Cancer attacking a cell in the colon © Shutterstock

Colorectal cancer (CRC) is the third most common cancer worldwide and the fourth leading cause of cancer-related deaths. For patients, current therapy primarily entails surgical removal of the tumour and chemotherapy, to which tumours are variably responsive.

The immune system can be a double-edged sword in cancer because it can both combat and contribute to tumour development. The Powrie Group at the Kennedy Institute of Rheumatology were interested understanding the role of molecule IL-22, produced by immune cells, and to identify mechanisms by which it might influence CRC.

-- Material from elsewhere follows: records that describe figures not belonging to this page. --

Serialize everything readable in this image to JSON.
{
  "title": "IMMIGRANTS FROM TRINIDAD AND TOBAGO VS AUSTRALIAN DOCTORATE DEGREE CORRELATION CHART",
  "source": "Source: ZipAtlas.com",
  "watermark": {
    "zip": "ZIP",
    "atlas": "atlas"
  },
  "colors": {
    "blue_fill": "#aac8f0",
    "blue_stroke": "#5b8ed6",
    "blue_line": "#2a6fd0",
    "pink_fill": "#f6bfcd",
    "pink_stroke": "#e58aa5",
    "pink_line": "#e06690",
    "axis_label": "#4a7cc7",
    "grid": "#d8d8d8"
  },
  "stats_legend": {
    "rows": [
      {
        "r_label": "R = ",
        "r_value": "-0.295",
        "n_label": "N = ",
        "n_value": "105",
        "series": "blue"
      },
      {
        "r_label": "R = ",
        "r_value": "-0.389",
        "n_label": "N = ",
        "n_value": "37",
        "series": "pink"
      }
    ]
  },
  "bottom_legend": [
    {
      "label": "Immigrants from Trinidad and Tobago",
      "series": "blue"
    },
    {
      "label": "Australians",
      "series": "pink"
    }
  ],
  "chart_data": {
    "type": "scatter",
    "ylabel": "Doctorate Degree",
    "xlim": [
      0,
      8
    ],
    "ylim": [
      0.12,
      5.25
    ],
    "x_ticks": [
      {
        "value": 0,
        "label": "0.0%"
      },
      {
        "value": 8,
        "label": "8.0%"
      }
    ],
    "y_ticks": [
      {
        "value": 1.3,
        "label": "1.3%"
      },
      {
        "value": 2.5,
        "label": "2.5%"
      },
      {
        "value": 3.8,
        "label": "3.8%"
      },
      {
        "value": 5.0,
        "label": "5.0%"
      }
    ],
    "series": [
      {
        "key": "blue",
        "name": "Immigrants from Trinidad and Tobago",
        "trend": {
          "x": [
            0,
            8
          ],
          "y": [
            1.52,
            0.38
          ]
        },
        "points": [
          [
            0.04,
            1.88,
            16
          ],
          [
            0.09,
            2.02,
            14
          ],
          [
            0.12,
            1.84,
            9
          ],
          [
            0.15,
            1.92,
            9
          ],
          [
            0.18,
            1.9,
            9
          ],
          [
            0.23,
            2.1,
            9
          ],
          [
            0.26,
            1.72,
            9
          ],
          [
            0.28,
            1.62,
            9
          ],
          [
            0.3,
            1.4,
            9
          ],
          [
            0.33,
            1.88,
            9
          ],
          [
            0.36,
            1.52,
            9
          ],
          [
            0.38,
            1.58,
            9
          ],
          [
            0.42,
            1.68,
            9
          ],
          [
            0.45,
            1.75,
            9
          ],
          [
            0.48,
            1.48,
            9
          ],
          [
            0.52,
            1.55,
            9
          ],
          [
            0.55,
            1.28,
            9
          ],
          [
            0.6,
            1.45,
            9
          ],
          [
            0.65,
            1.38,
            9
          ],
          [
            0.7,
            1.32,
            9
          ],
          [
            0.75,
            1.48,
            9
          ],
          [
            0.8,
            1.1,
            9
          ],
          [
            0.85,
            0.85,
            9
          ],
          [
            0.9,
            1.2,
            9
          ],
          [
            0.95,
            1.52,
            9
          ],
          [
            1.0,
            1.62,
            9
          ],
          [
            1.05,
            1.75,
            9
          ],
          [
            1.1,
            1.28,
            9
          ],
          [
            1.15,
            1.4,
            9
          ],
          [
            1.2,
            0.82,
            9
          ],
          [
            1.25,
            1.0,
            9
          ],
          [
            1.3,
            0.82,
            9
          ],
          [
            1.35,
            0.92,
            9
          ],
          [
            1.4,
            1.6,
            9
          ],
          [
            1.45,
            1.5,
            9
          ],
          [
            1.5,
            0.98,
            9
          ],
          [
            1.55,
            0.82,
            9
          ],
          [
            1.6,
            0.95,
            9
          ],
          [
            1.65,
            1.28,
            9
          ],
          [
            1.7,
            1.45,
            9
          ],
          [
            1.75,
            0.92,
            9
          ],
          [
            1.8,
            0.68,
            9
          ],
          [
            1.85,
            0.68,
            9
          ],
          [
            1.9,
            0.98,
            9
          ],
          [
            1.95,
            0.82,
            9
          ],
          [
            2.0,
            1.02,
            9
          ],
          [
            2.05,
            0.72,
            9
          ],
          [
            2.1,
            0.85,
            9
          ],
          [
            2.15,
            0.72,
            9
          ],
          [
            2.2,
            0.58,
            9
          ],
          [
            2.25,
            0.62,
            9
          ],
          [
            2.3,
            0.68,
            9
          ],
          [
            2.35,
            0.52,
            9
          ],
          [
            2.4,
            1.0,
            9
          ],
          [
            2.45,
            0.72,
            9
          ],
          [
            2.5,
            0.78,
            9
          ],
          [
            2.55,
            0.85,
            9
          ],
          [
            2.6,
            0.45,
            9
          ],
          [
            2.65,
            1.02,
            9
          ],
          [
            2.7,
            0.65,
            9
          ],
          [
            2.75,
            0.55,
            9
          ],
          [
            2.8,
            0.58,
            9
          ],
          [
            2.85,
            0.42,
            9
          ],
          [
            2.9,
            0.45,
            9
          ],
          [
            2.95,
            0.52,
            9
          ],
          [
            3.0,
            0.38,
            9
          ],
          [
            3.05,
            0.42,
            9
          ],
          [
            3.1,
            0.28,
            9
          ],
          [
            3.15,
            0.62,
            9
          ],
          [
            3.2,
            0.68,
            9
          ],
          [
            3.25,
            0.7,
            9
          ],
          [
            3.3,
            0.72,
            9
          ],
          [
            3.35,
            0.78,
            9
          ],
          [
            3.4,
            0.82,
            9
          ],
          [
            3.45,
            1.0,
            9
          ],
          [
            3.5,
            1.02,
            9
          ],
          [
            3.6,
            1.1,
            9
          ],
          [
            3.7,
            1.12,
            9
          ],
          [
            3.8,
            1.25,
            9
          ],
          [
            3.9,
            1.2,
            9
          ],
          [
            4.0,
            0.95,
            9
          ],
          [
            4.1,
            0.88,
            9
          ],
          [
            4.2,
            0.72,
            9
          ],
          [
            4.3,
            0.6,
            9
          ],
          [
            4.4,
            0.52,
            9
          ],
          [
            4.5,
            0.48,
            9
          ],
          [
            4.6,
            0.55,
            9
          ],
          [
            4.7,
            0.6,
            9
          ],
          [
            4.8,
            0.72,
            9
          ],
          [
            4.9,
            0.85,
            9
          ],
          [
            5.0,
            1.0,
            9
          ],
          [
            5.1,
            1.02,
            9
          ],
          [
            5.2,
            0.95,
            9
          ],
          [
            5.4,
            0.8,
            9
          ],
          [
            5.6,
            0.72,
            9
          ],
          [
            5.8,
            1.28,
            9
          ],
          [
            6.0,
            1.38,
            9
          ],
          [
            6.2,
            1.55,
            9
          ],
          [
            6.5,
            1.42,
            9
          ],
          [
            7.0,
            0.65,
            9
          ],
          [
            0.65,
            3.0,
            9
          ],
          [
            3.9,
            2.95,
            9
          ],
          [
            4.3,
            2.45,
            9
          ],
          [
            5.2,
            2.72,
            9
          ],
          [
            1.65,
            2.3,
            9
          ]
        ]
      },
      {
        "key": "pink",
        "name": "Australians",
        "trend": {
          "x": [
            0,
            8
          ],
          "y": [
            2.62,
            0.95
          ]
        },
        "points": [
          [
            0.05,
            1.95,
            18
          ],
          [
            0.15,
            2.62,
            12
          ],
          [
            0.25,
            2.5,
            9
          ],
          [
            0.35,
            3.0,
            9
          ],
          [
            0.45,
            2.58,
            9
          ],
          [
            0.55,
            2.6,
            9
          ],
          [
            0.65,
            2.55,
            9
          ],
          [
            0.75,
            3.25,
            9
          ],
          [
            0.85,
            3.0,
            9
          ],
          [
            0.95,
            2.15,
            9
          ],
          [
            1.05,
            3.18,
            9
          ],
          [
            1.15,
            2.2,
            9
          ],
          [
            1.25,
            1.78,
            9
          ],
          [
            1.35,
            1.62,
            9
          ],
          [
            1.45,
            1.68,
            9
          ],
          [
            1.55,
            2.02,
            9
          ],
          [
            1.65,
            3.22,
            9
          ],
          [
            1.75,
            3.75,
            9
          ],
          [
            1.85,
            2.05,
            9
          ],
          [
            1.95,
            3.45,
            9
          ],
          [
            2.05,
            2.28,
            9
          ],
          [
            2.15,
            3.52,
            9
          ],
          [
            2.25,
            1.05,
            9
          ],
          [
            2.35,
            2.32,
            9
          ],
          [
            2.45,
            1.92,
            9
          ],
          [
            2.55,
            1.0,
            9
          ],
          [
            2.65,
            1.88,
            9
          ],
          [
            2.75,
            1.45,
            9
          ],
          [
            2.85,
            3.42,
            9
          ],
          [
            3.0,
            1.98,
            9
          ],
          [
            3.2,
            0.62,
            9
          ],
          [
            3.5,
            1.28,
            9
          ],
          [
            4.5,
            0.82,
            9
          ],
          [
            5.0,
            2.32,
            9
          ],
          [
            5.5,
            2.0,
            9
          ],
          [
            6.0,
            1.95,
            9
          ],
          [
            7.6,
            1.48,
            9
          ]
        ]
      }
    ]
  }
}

Their research published in Clinical Cancer Research found a link between the receptor for IL-22 and a mutation in the gene KRAS, showing that they work cooperatively to promote excessive growth and division of tumour cells. This is hypothesised to explain why prognosis is significantly worse for patients whose tumours have both a mutation in KRAS and high expression of the IL-22 receptor.

"IL-22 is critical in maintaining immune homeostasis by triggering the release of anti-microbial substances and the healthy turnover of the cells that line the gut," said Beth Mann, Postdoc Researcher in Gut T Cell Regulation at the Kennedy Institute for Rheumatology, University of Oxford. "Nonetheless, there is growing evidence that IL-22 can be detrimental by promoting excessive proliferation of tumour cells. We have shown this to be particularly true for cancer cells that have a mutation in the gene KRAS, which is present in 40-45% of colorectal tumours."

KRAS-mutant tumours are particularly poorly responsive to certain standard therapies and despite considerable efforts, the development of KRAS inhibitors has been largely unsuccessful. These latest results mean that for patients whose tumours have a KRAS mutation and high amounts of IL-22 receptor closer monitoring and more aggressive or alternative therapy strategies (like blocking IL-22) may be beneficial.

The research was primarily funded by an 'Experimental Medicine Challenge Grant' from the MRC and CRUK Grand Challenge funding (OPTIMISTICC).